Trina Solar beats guidance with 1,026MW module shipment
It also reported good 1Q15 NPAT.
Trina Solar reported clean 1Q15 NPAT of US$15.6m, beating consensus estimates.
According to a research note from Jefferies, the company shipped 1,026MW of modules, exceeding its guidance.
More importantly, the company cost reduction more than offset the decline in module ASPs, leading to 230bps QoQ expansion in gross margin.
Here's more from Jefferies:
1Q15 Highlights: The company shipped 1,026MW of modules in the first quarter, exceeding its guidance of 840-870MW announced in March, while realizing an ASP of US$0.60.
Revenues of US$558m, +26% YoY, -21% QoQ, was 4% above our estimates driven by higher shipments.

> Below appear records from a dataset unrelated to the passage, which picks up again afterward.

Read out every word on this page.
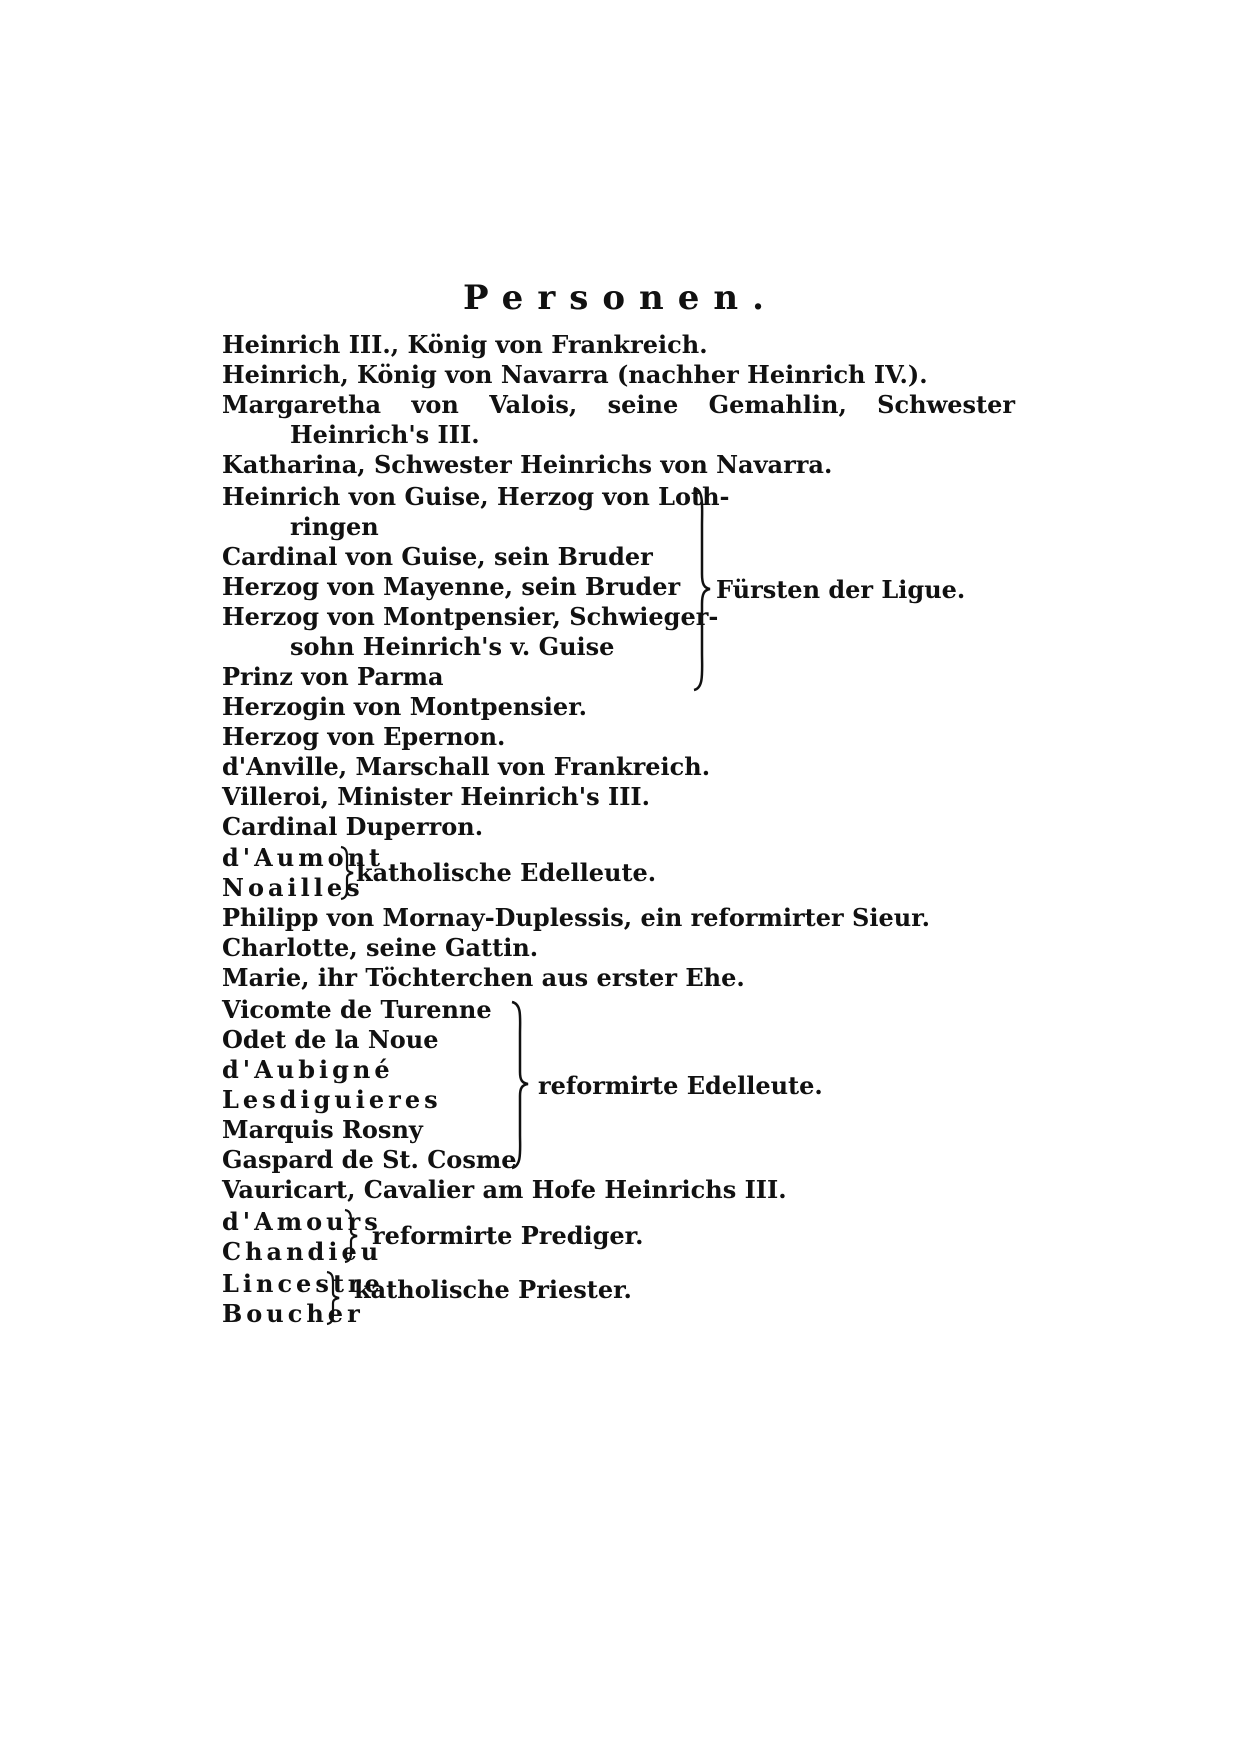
Personen.
Heinrich III., König von Frankreich.
Heinrich, König von Navarra (nachher Heinrich IV.).
Margaretha von Valois, seine Gemahlin, Schwester
Heinrich's III.
Katharina, Schwester Heinrichs von Navarra.
Heinrich von Guise, Herzog von Loth-
ringen
Cardinal von Guise, sein Bruder
Herzog von Mayenne, sein Bruder
Herzog von Montpensier, Schwieger-
sohn Heinrich's v. Guise
Prinz von Parma
Fürsten der Ligue.
Herzogin von Montpensier.
Herzog von Epernon.
d'Anville, Marschall von Frankreich.
Villeroi, Minister Heinrich's III.
Cardinal Duperron.
d'Aumont
Noailles
katholische Edelleute.
Philipp von Mornay-Duplessis, ein reformirter Sieur.
Charlotte, seine Gattin.
Marie, ihr Töchterchen aus erster Ehe.
Vicomte de Turenne
Odet de la Noue
d'Aubigné
Lesdiguieres
Marquis Rosny
Gaspard de St. Cosme
reformirte Edelleute.
Vauricart, Cavalier am Hofe Heinrichs III.
d'Amours
Chandieu
reformirte Prediger.
Lincestre
Boucher
katholische Priester.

Gross margin expanded by 230bps QoQ to 18.0% as the overall module production cost fell to US$0.50/W vs. US$52/W in 4Q15, offsetting the 1 cent decline in ASP.
However, higher SG&A and interest expenses as well as FX losses offset the better than expected gross profit. Moreover, non-controlling interest from the module business was higher than expected. If we exclude the FX losses, clean NPAT of US$15.6m beat consensus estimates but was below our estimate.
Improvement in shipment mix. The company has lowered its exposure to China by increasing shipments to Europe, Japan and the US (higher ASP regions). The company expect full year shipment mix of China to decrease from 35% to 28% while increasing shipments to the US, Europe and ROA.
2015 Outlook. The company is confident that it can maintain the high gross margin by further cost reduction while ASP may face downward pressure.
It is guiding 1,100-1,140MW of module shipments including 150-170MW of internal shipments for 2Q15. For the full year, the company reiterated its target of 4.4GW and 4.6GW of module shipments including 700-800MW of internal shipments.
The company expects to connect 700-750MW of downstream projects with around 65-70MW, 300MW and 325MW to be connected in 2Q, 3Q and 4Q15, respectively.
We are revising down our 2015 NPAT estimates by 15% to reflect higher than expected non-controlling interests from the module business.